Deep Dive into Kelp Security Incident: Single-Signature Vulnerability and Systemic Risk Spread

A significant security breach recently occurred at Kelp, resulting in the loss of 116,500 rsETH. Security expert Yu Xian provided a preliminary technical analysis, uncovering the core risk factors behind the incident.

Cross-Chain Configuration: The Critical Weakness of Single-Point Failure

The analysis indicates that Kelp employed a 1/1 DVN (single-signature) configuration for its LayerZero cross-chain operations. This significantly deviates from the officially recommended 2/2 (multi-signature) security setup. The single-signature mode means the failure of a single validation node could compromise the entire cross-chain channel, creating a systemic security gap. Experts suspect attackers may have targeted this vulnerability through social engineering techniques.
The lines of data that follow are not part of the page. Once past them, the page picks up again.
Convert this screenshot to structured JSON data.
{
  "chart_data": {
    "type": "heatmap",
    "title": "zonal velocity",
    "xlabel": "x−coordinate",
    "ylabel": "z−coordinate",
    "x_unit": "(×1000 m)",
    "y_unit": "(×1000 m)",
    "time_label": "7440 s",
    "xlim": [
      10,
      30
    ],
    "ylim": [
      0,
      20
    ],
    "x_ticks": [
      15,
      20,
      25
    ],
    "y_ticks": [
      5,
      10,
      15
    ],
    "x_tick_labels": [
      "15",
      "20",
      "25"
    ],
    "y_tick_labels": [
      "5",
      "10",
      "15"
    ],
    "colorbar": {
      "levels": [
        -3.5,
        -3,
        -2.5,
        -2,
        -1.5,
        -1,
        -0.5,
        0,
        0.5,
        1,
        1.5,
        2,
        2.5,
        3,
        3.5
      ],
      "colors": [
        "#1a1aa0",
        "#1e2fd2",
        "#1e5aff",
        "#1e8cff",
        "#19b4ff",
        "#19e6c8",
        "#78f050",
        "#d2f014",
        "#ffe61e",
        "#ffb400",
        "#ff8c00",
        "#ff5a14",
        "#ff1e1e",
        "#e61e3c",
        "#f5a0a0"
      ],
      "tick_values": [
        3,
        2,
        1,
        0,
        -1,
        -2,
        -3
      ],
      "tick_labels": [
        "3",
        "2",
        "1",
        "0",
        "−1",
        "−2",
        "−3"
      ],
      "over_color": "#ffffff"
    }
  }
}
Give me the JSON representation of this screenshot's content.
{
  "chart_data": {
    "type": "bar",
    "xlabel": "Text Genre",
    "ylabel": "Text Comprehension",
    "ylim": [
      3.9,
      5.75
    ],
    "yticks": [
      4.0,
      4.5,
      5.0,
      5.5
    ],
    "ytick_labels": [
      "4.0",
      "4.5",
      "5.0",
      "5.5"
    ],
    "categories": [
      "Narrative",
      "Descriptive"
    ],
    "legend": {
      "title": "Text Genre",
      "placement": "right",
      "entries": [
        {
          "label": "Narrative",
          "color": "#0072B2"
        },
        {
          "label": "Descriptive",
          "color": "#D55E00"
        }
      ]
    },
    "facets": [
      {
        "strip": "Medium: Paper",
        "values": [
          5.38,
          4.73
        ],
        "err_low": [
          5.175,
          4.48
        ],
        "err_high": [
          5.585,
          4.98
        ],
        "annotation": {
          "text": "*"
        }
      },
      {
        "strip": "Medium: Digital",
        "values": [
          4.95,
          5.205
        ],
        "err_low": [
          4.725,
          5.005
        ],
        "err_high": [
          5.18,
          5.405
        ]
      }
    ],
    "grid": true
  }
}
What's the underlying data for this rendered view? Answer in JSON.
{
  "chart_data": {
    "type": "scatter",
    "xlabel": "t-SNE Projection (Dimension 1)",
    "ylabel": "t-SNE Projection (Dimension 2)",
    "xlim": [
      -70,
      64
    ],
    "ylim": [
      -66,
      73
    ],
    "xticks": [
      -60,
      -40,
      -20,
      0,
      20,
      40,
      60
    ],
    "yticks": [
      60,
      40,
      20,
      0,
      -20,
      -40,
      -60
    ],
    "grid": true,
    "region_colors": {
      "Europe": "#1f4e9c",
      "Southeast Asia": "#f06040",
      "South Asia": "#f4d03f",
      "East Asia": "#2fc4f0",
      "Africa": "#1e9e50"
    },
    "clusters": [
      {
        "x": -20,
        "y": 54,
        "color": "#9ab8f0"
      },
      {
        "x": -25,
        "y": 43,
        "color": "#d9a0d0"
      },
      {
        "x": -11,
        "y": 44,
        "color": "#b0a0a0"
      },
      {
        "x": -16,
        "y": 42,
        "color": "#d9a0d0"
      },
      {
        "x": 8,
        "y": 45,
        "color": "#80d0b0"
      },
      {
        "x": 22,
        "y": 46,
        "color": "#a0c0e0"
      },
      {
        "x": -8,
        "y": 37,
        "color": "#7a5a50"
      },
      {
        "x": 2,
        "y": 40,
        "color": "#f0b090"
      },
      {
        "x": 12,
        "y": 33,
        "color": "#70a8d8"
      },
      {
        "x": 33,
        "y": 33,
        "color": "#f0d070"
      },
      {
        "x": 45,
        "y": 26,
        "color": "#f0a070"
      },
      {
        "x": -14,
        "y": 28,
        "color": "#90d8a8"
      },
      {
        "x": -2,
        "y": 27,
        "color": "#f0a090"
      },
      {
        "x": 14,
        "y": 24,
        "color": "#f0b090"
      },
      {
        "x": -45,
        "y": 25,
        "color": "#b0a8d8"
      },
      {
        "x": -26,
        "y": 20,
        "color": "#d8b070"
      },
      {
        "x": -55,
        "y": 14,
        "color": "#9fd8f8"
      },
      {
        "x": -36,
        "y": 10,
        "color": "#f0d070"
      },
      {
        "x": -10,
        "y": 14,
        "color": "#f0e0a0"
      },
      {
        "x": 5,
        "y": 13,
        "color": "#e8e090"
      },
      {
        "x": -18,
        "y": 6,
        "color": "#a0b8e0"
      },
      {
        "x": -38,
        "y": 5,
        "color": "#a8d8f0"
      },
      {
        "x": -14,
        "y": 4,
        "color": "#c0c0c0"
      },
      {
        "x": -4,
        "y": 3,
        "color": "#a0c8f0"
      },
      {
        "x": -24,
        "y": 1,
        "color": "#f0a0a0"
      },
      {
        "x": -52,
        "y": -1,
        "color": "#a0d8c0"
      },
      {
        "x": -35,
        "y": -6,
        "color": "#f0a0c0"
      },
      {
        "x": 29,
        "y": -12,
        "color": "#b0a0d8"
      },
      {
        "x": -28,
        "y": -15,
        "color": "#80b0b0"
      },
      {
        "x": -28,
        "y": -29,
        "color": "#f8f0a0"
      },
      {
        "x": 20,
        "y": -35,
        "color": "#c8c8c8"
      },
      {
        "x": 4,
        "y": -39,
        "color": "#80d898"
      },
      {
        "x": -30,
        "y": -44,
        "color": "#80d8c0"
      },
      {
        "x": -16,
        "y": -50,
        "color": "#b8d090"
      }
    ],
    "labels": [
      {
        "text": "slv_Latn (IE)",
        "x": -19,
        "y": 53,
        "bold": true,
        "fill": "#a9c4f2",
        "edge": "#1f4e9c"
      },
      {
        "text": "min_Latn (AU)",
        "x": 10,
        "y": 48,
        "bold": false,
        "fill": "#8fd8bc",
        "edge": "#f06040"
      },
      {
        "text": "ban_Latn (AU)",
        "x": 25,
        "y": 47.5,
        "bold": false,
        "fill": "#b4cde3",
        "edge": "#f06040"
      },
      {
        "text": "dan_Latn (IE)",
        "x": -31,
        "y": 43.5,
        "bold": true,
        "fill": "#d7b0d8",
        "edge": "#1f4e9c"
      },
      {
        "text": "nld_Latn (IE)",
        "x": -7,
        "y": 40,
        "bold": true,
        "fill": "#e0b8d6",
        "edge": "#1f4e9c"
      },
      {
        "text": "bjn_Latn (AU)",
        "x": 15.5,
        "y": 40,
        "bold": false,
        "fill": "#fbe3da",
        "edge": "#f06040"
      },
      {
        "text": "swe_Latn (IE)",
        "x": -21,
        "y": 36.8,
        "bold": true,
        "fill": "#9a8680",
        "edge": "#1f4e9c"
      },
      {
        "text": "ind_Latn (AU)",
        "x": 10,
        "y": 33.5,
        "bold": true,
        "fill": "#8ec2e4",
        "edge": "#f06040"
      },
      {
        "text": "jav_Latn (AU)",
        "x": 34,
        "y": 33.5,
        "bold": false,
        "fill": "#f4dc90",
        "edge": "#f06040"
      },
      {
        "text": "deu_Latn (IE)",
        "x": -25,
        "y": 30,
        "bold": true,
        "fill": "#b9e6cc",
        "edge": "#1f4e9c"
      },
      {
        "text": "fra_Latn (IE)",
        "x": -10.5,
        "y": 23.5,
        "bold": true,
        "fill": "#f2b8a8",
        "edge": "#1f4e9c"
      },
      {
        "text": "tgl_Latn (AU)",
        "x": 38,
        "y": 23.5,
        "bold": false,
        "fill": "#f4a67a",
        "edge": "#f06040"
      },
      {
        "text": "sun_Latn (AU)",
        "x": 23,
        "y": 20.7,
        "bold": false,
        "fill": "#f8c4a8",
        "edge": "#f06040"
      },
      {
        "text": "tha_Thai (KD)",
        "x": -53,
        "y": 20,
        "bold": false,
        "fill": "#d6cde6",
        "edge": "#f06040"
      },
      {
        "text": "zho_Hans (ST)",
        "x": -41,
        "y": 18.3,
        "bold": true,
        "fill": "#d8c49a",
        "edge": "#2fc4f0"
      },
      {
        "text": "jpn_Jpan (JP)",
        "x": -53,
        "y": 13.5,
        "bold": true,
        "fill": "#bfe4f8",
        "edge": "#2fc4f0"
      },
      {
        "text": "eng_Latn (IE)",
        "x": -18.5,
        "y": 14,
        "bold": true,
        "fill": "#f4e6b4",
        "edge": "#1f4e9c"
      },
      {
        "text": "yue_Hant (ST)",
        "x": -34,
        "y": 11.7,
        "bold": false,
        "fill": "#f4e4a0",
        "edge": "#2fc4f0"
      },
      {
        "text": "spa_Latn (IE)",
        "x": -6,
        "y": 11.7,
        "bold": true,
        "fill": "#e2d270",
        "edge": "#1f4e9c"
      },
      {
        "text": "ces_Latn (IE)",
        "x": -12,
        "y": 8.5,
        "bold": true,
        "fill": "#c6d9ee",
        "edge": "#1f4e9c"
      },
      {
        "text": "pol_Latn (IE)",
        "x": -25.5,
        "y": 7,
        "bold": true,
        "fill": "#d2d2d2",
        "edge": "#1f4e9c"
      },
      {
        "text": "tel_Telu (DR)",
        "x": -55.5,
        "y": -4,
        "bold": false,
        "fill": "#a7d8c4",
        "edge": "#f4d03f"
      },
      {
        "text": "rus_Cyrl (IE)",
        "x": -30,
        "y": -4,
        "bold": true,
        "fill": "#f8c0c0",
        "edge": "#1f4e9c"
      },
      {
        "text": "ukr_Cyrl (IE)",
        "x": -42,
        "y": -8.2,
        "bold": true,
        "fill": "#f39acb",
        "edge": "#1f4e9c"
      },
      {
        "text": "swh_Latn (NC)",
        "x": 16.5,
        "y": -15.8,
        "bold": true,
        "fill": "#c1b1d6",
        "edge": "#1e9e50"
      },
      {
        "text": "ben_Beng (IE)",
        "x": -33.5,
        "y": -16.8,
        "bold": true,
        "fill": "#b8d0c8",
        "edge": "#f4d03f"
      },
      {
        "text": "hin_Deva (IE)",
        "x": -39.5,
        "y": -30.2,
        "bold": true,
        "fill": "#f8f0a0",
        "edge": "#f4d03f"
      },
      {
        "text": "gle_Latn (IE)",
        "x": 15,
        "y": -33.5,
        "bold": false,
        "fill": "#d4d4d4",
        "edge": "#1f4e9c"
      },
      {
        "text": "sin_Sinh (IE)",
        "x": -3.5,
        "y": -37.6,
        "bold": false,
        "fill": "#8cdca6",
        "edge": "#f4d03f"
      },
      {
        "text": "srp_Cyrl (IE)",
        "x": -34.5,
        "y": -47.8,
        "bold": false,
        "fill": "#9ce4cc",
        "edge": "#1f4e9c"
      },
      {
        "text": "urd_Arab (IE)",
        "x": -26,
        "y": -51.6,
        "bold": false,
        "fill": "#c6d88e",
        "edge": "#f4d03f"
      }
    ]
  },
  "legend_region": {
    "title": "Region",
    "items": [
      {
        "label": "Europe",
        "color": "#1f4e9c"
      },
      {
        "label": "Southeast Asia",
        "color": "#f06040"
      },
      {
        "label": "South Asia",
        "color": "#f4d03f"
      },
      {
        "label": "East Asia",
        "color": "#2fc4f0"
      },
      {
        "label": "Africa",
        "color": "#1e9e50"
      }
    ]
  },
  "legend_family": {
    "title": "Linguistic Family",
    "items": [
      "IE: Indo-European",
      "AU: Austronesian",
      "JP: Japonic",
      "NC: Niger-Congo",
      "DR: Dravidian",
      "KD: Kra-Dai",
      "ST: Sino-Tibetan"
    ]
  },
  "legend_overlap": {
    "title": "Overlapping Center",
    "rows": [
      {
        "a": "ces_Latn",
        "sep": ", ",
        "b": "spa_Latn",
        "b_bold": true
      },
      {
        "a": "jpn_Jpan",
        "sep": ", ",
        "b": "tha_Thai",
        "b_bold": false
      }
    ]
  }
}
Attack Analysis and Asset Flow

  • The attacker successfully transferred 116,500 rsETH on the Ethereum mainnet.
  • Two subsequent attempts to transfer an additional 40,000 rsETH failed.
  • The initial funding source for the attack is untraceable.
  • The stolen rsETH has been rapidly dispersed to multiple addresses, completing initial obfuscation.

Risk Transmission: Staking Platforms Face Bad Debt Impact

The primary impact of this event is that risk has propagated from the Kelp platform to the broader staking ecosystem. Major staking platforms like Aave may face direct formation of massive bad debt due to associated asset impairment. This is not merely a security incident for a single platform but a severe test of trust and solvency for the entire staking derivatives chain.

Industry Reflection: Security Configuration and Risk Management

The incident highlights two core issues in the DeFi space: inadequate enforcement of security configuration standards for cross-chain infrastructure, and the absence of risk isolation mechanisms between platforms. When a security weakness in a single node is exploited, risk cascades through the ecosystem like dominoes. This demands that projects not only strengthen their own technical defenses but also establish ecosystem-level risk buffers and emergency response mechanisms.